By the time everyone made it back to the park it was 8:30 p.m. A couple minutes later, cell phones bleeped through the crowd, an emergency text alert warning that the city curfew would take effect at 9 p.m. “Please begin heading home,” the message said.

A couple hundred demonstrators once again began to march, this time toward the First Unitarian Church, which had offered itself as a sanctuary during the curfew. Mitchell made her way there. A female clergy member with blond hair stood smiling with arms spread wide open. “Hello and welcome! Rest your weary souls! Fastest way to food is straight up the ramp.”

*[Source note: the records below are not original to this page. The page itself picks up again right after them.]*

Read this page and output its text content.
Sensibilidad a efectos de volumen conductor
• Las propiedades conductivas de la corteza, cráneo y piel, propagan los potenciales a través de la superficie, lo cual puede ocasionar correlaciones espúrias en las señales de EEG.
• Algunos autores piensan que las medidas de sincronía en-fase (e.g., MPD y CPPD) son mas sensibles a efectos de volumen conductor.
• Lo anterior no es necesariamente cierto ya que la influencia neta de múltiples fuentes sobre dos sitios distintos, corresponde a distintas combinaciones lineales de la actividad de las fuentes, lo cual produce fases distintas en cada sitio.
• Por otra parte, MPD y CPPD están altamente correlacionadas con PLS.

People filled paper plates with chicken tenders and penne pasta and grabbed bags of Goldfish and Ding Dongs. As Mitchell made her way, unarmed, into the church, she passed tables offering medics, legal help and an arrest support hotline. There were a couple boxes of Marlboro Reds, available to anyone who needed one, and a supply of blue facemasks. Mitchell sat alone in a quiet spot, plugged in her phone and took a few deep breaths. People around her debated whether to go back out, whether to spend the night in the church or a jail cell. Mitchell could hear the helicopters coming closer, circling above. She decided to go home and sleep.

She returned to Jefferson Square after 4 p.m. the next day. Organizers were hoping to stage a “massive occupation” that Saturday night in defiance of the curfew. Mitchell looked around at the growing crowd, hoping they’d keep pushing forward without going too far.